By default, at law, a person is presumed to have capacity unless and until that presumption is rebutted through assessment. Of critical relevance to ED practice, merely being intoxicated by drugs or alcohol does not by itself remove capacity, even if the person may make different decisions while intoxicated to those they would make when not intoxicated.

Decision making capacity is decision-specific which means a patient may have capacity to make some decisions but not others. For example, a patient under the MHA who lacks the capacity to decide on their psychiatric treatment may retain capacity to decide when and how they wish to toilet themselves or whether to accept other treatments such as analgesia or nicotine replacement therapy.

Decision making capacity is also time-specific. For example, an unconscious intoxicated person may be appropriately assessed as lacking capacity and detained without consent. However, upon regaining consciousness and expressing a new decision such as a desire to leave, the legal presumption that, now conscious, they have capacity to make this new decision applies unless reassessed to be lacking at this time. A common misconception amongst ED staff incorrectly inverted this presumption – it was erroneously assumed a patient was deemed not to have capacity unless capacity could be determined with certainty, and this lack of capacity applied indefinitely until reassessed to have capacity.

A challenging scenario in the ED is a patient with potential risk of serious harm to themselves or others (usually based on third party information) and unclear capacity, as the doctor has not yet been able to complete an assessment of capacity. In general, the presumption of capacity exists and the patient’s decisions must be respected, including decisions to refuse treatment or leave the ED. Eagle & Ryan (2012 & 2014) have argued for the possible existence of an ill-defined common law power that may allow a doctor with reasonable concerns about capacity and risk to temporarily detain such a patient for the purpose of assessment of capacity. However there remains a lack of case law testing this argument.

Given the many competing interests within a busy ED, the need for timely assessment and reassessment of capacity as it dynamically changes poses significant practical difficulties for all staff involved (e.g. doctors, nurses and security). In addition, the ED patient who lacks decision-making capacity and may be at risk of harm is often somewhat reluctant to wait patiently for repeat assessment.

Health Department or Hospital Policies including Smoking Policies

No hospital or health department policy can give staff any legal rights to restrain or detain ED patients (or effectively detain through threats and coercion). Such rights can only be conferred by legislation and common law doctrines.

As such, any health department policy such as smoke free policies that require hospitals to be smoke free outdoors do not empower staff to restrain or detain patients to prevent them from going outside to smoke.

A patient detained under the MHA can have their freedom of movement restricted which can include preventing them from going outside to smoke. However, any restriction of movement performed under the authority of the MHA must be utilised in order to facilitate treatment or optimise patient safety in the least restrictive manner. Such restrictions must not be applied to coerce or force compliance with hospital policies unrelated to mental health care. Patient autonomy should be preserved wherever possible, even when capacity for certain treatment decisions is lacking.

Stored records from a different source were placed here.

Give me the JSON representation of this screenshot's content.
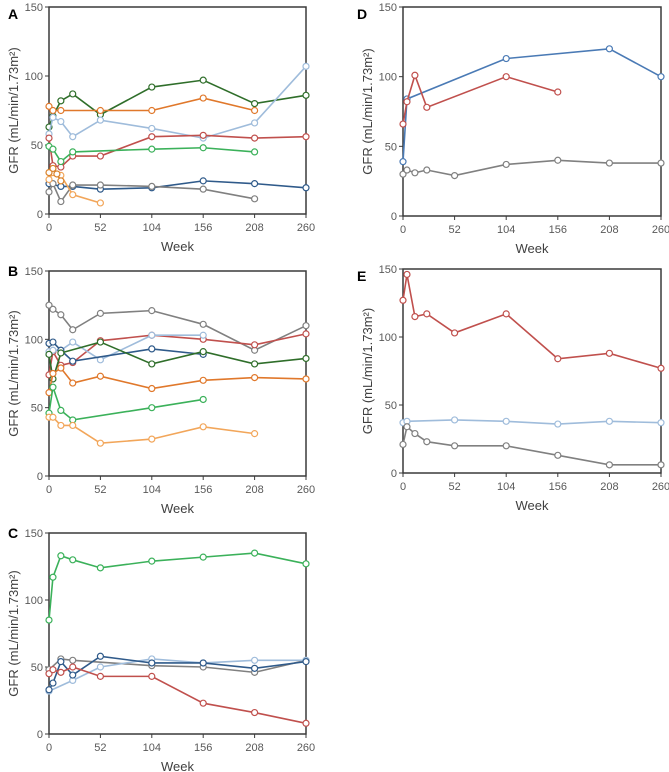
{
  "chart_data": [
    {
      "panel": "A",
      "type": "line",
      "xlabel": "Week",
      "ylabel": "GFR (mL/min/1.73m²)",
      "xlim": [
        0,
        260
      ],
      "ylim": [
        0,
        150
      ],
      "xticks": [
        0,
        52,
        104,
        156,
        208,
        260
      ],
      "yticks": [
        0,
        50,
        100,
        150
      ],
      "grid": false,
      "series": [
        {
          "color": "#2f6e2a",
          "points": [
            [
              0,
              63
            ],
            [
              4,
              71
            ],
            [
              12,
              82
            ],
            [
              24,
              87
            ],
            [
              52,
              72
            ],
            [
              104,
              92
            ],
            [
              156,
              97
            ],
            [
              208,
              80
            ],
            [
              260,
              86
            ]
          ]
        },
        {
          "color": "#e0782b",
          "points": [
            [
              0,
              78
            ],
            [
              4,
              75
            ],
            [
              12,
              75
            ],
            [
              52,
              75
            ],
            [
              104,
              75
            ],
            [
              156,
              84
            ],
            [
              208,
              75
            ]
          ]
        },
        {
          "color": "#9fbcdb",
          "points": [
            [
              0,
              58
            ],
            [
              4,
              70
            ],
            [
              12,
              67
            ],
            [
              24,
              56
            ],
            [
              52,
              68
            ],
            [
              104,
              62
            ],
            [
              156,
              55
            ],
            [
              208,
              66
            ],
            [
              260,
              107
            ]
          ]
        },
        {
          "color": "#c0504d",
          "points": [
            [
              0,
              55
            ],
            [
              4,
              35
            ],
            [
              12,
              34
            ],
            [
              24,
              42
            ],
            [
              52,
              42
            ],
            [
              104,
              56
            ],
            [
              156,
              57
            ],
            [
              208,
              55
            ],
            [
              260,
              56
            ]
          ]
        },
        {
          "color": "#3bb15a",
          "points": [
            [
              0,
              49
            ],
            [
              4,
              47
            ],
            [
              12,
              38
            ],
            [
              24,
              45
            ],
            [
              104,
              47
            ],
            [
              156,
              48
            ],
            [
              208,
              45
            ]
          ]
        },
        {
          "color": "#2f5a8a",
          "points": [
            [
              0,
              22
            ],
            [
              12,
              20
            ],
            [
              24,
              20
            ],
            [
              52,
              18
            ],
            [
              104,
              19
            ],
            [
              156,
              24
            ],
            [
              208,
              22
            ],
            [
              260,
              19
            ]
          ]
        },
        {
          "color": "#808080",
          "points": [
            [
              0,
              16
            ],
            [
              4,
              22
            ],
            [
              12,
              9
            ],
            [
              24,
              21
            ],
            [
              52,
              21
            ],
            [
              104,
              20
            ],
            [
              156,
              18
            ],
            [
              208,
              11
            ]
          ]
        },
        {
          "color": "#f2a65a",
          "points": [
            [
              0,
              25
            ],
            [
              4,
              30
            ],
            [
              12,
              28
            ],
            [
              24,
              14
            ],
            [
              52,
              8
            ]
          ]
        },
        {
          "color": "#d9822b",
          "points": [
            [
              0,
              30
            ],
            [
              4,
              33
            ],
            [
              8,
              29
            ],
            [
              12,
              24
            ]
          ]
        }
      ]
    },
    {
      "panel": "B",
      "type": "line",
      "xlabel": "Week",
      "ylabel": "GFR (mL/min/1.73m²)",
      "xlim": [
        0,
        260
      ],
      "ylim": [
        0,
        150
      ],
      "xticks": [
        0,
        52,
        104,
        156,
        208,
        260
      ],
      "yticks": [
        0,
        50,
        100,
        150
      ],
      "grid": false,
      "series": [
        {
          "color": "#808080",
          "points": [
            [
              0,
              125
            ],
            [
              4,
              122
            ],
            [
              12,
              118
            ],
            [
              24,
              107
            ],
            [
              52,
              119
            ],
            [
              104,
              121
            ],
            [
              156,
              111
            ],
            [
              208,
              92
            ],
            [
              260,
              110
            ]
          ]
        },
        {
          "color": "#c0504d",
          "points": [
            [
              0,
              74
            ],
            [
              4,
              91
            ],
            [
              12,
              81
            ],
            [
              24,
              83
            ],
            [
              52,
              99
            ],
            [
              104,
              103
            ],
            [
              156,
              100
            ],
            [
              208,
              96
            ],
            [
              260,
              104
            ]
          ]
        },
        {
          "color": "#9fbcdb",
          "points": [
            [
              0,
              91
            ],
            [
              4,
              92
            ],
            [
              12,
              92
            ],
            [
              24,
              98
            ],
            [
              52,
              85
            ],
            [
              104,
              103
            ],
            [
              156,
              103
            ]
          ]
        },
        {
          "color": "#2f5a8a",
          "points": [
            [
              0,
              97
            ],
            [
              4,
              98
            ],
            [
              12,
              92
            ],
            [
              24,
              84
            ],
            [
              104,
              93
            ],
            [
              156,
              89
            ]
          ]
        },
        {
          "color": "#2f6e2a",
          "points": [
            [
              0,
              89
            ],
            [
              4,
              71
            ],
            [
              12,
              90
            ],
            [
              52,
              98
            ],
            [
              104,
              82
            ],
            [
              156,
              91
            ],
            [
              208,
              82
            ],
            [
              260,
              86
            ]
          ]
        },
        {
          "color": "#e0782b",
          "points": [
            [
              0,
              61
            ],
            [
              4,
              75
            ],
            [
              12,
              79
            ],
            [
              24,
              68
            ],
            [
              52,
              73
            ],
            [
              104,
              64
            ],
            [
              156,
              70
            ],
            [
              208,
              72
            ],
            [
              260,
              71
            ]
          ]
        },
        {
          "color": "#3bb15a",
          "points": [
            [
              0,
              46
            ],
            [
              4,
              65
            ],
            [
              12,
              48
            ],
            [
              24,
              41
            ],
            [
              104,
              50
            ],
            [
              156,
              56
            ]
          ]
        },
        {
          "color": "#f2a65a",
          "points": [
            [
              0,
              43
            ],
            [
              4,
              43
            ],
            [
              12,
              37
            ],
            [
              24,
              37
            ],
            [
              52,
              24
            ],
            [
              104,
              27
            ],
            [
              156,
              36
            ],
            [
              208,
              31
            ]
          ]
        }
      ]
    },
    {
      "panel": "C",
      "type": "line",
      "xlabel": "Week",
      "ylabel": "GFR (mL/min/1.73m²)",
      "xlim": [
        0,
        260
      ],
      "ylim": [
        0,
        150
      ],
      "xticks": [
        0,
        52,
        104,
        156,
        208,
        260
      ],
      "yticks": [
        0,
        50,
        100,
        150
      ],
      "grid": false,
      "series": [
        {
          "color": "#3bb15a",
          "points": [
            [
              0,
              85
            ],
            [
              4,
              117
            ],
            [
              12,
              133
            ],
            [
              24,
              130
            ],
            [
              52,
              124
            ],
            [
              104,
              129
            ],
            [
              156,
              132
            ],
            [
              208,
              135
            ],
            [
              260,
              127
            ]
          ]
        },
        {
          "color": "#808080",
          "points": [
            [
              0,
              48
            ],
            [
              12,
              56
            ],
            [
              24,
              55
            ],
            [
              104,
              51
            ],
            [
              156,
              50
            ],
            [
              208,
              46
            ],
            [
              260,
              55
            ]
          ]
        },
        {
          "color": "#9fbcdb",
          "points": [
            [
              0,
              32
            ],
            [
              24,
              40
            ],
            [
              52,
              50
            ],
            [
              104,
              56
            ],
            [
              156,
              53
            ],
            [
              208,
              55
            ],
            [
              260,
              55
            ]
          ]
        },
        {
          "color": "#2f5a8a",
          "points": [
            [
              0,
              33
            ],
            [
              4,
              38
            ],
            [
              12,
              54
            ],
            [
              24,
              44
            ],
            [
              52,
              58
            ],
            [
              104,
              53
            ],
            [
              156,
              53
            ],
            [
              208,
              49
            ],
            [
              260,
              54
            ]
          ]
        },
        {
          "color": "#c0504d",
          "points": [
            [
              0,
              45
            ],
            [
              4,
              48
            ],
            [
              12,
              46
            ],
            [
              24,
              50
            ],
            [
              52,
              43
            ],
            [
              104,
              43
            ],
            [
              156,
              23
            ],
            [
              208,
              16
            ],
            [
              260,
              8
            ]
          ]
        }
      ]
    },
    {
      "panel": "D",
      "type": "line",
      "xlabel": "Week",
      "ylabel": "GFR (mL/min/1.73m²)",
      "xlim": [
        0,
        260
      ],
      "ylim": [
        0,
        150
      ],
      "xticks": [
        0,
        52,
        104,
        156,
        208,
        260
      ],
      "yticks": [
        0,
        50,
        100,
        150
      ],
      "grid": false,
      "series": [
        {
          "color": "#4a7ab5",
          "points": [
            [
              0,
              39
            ],
            [
              4,
              84
            ],
            [
              104,
              113
            ],
            [
              208,
              120
            ],
            [
              260,
              100
            ]
          ]
        },
        {
          "color": "#c0504d",
          "points": [
            [
              0,
              66
            ],
            [
              4,
              82
            ],
            [
              12,
              101
            ],
            [
              24,
              78
            ],
            [
              104,
              100
            ],
            [
              156,
              89
            ]
          ]
        },
        {
          "color": "#808080",
          "points": [
            [
              0,
              30
            ],
            [
              4,
              33
            ],
            [
              12,
              31
            ],
            [
              24,
              33
            ],
            [
              52,
              29
            ],
            [
              104,
              37
            ],
            [
              156,
              40
            ],
            [
              208,
              38
            ],
            [
              260,
              38
            ]
          ]
        }
      ]
    },
    {
      "panel": "E",
      "type": "line",
      "xlabel": "Week",
      "ylabel": "GFR (mL/min/1.73m²)",
      "xlim": [
        0,
        260
      ],
      "ylim": [
        0,
        150
      ],
      "xticks": [
        0,
        52,
        104,
        156,
        208,
        260
      ],
      "yticks": [
        0,
        50,
        100,
        150
      ],
      "grid": false,
      "series": [
        {
          "color": "#c0504d",
          "points": [
            [
              0,
              127
            ],
            [
              4,
              146
            ],
            [
              12,
              115
            ],
            [
              24,
              117
            ],
            [
              52,
              103
            ],
            [
              104,
              117
            ],
            [
              156,
              84
            ],
            [
              208,
              88
            ],
            [
              260,
              77
            ]
          ]
        },
        {
          "color": "#9fbcdb",
          "points": [
            [
              0,
              37
            ],
            [
              4,
              38
            ],
            [
              52,
              39
            ],
            [
              104,
              38
            ],
            [
              156,
              36
            ],
            [
              208,
              38
            ],
            [
              260,
              37
            ]
          ]
        },
        {
          "color": "#808080",
          "points": [
            [
              0,
              21
            ],
            [
              4,
              34
            ],
            [
              12,
              29
            ],
            [
              24,
              23
            ],
            [
              52,
              20
            ],
            [
              104,
              20
            ],
            [
              156,
              13
            ],
            [
              208,
              6
            ],
            [
              260,
              6
            ]
          ]
        }
      ]
    }
  ]
}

The busy ED environment is less than ideal for patients with impaired capacity and mental health issues, and taking breaks outside the ED environment can be viewed as therapeutic. Patient distress from lengthy detention inside the ED, as well as nicotine withdrawal can contribute significantly to anxiety and agitation with resultant increased risk to the patient and staff. This must be carefully weighed by clinicians against the realistic risk of absconding and then harming themselves or others before being retrieved by police.